De mis abuelos maternos (los paternos no llegué a conocerlos) conservo infinidad de recuerdos imborrables y todos y cada uno de los libros que me leyeron, pues siempre me los regalaban cuando terminaban de leérmelos. Esos libros los atesoro bajo llave, dispuestos por orden de lectura, con su fecha de inicio y fin incluida, en la única vitrina de cuantos muebles conforman mi biblioteca (vitrina que adquirí a propósito para dicho fin). También conservo el último libro, aquel que nunca terminaron de leerme. Ahí está, al final de la hilera, El lobo de mar, de Jack London, aguardando con paciencia infinita a que algún día reúna las fuerzas suficientes para leerlo yo mismo. Tres veces he recomenzado su lectura a lo largo de estos años, y las tres me he detenido, incapaz de seguir adelante, al llegar a la página 87, esa página a la que mi abuela dobló la esquina superior para señalar el lugar en que dejó la lectura aquella tarde fatídica.

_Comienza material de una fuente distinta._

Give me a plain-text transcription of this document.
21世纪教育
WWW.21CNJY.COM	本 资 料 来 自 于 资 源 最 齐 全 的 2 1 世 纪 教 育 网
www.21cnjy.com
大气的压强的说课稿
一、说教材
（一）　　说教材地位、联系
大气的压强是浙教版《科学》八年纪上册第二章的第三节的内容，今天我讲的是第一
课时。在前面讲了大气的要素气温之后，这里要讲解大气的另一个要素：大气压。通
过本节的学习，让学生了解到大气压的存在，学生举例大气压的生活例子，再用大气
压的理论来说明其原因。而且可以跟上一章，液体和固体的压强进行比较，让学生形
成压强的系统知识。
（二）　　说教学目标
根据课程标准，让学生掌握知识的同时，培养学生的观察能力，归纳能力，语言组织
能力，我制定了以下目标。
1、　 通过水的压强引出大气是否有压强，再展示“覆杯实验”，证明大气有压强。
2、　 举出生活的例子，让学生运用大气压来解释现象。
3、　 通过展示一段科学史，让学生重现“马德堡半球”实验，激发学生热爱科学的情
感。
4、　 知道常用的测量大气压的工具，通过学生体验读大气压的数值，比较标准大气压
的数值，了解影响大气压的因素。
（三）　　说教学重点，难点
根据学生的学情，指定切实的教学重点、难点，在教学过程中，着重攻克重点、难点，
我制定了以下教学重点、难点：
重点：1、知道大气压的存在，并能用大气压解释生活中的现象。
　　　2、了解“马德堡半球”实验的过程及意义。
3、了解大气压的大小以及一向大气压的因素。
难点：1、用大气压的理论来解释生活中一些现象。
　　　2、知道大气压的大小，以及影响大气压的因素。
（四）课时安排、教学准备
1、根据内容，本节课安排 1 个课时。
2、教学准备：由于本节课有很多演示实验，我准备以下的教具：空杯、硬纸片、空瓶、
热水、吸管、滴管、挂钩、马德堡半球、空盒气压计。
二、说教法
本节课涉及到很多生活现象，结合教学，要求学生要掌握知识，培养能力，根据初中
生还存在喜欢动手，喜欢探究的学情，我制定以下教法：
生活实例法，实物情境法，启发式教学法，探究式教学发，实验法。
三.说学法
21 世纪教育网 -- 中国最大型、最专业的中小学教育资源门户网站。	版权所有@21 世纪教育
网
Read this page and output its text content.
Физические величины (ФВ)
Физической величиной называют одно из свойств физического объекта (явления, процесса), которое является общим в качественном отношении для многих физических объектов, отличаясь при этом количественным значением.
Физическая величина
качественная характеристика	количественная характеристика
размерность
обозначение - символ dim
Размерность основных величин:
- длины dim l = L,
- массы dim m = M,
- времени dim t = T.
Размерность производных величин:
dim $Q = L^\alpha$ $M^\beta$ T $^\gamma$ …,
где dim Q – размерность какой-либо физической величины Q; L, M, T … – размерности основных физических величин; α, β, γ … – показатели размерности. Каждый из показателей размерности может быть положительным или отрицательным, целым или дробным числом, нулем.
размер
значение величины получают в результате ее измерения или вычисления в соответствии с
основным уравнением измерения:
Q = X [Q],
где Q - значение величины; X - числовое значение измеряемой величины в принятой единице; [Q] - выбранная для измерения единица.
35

También conservo, como mi objeto más preciado, una vieja fotografía que, desde que ellos me la regalaran, utilizo como marcapáginas. En la imagen aparezco yo, con cinco años de edad, junto a mis abuelos. Él tenía cincuenta y siete, y ella cincuenta y cinco. Sé con certeza que teníamos esa edad porque al dorso aparece escrita la fecha –con su día, mes y año– en que fue tomada la foto. Está escrita en diagonal, con números y en tinta negra, como si formara un triángulo con el ángulo recto de la esquina izquierda. El escenario es el salón de su casa. Yo estoy subido en una mesa, con gesto ensimismado, vestido de pistolero del viejo oeste; ellos aparecen de pie, uno a cada lado de la mesa, mirando sonrientes a la cámara. También al dorso, y centrado con tal exactitud que parece haber sido medido con escuadra y cartabón (o con precisión cartesiana, para emplear una expresión que solía utilizar mi abuela), aparece un texto escrito con tinta azul, y que debió de ser escrito unos años más tarde, cuando mis abuelos me entregaron la fotografía como recuerdo. La letra, escrita con una caligrafía impecable, es, sin duda, la de mi abuela; aunque estoy convencido de que el mensaje es cosa de ambos, pues siempre parecían pensarlo todo de mutuo acuerdo. Dice así:


Algún día, querido nieto, nosotros seremos para ti como personajes de cuento: mitad verdad y mitad fantasía. Pero sabe que la fantasía no hace otra cosa que enriquecer la realidad, es decir, la hace aún más real y completa; por eso no debes dejar nunca de amar la lectura.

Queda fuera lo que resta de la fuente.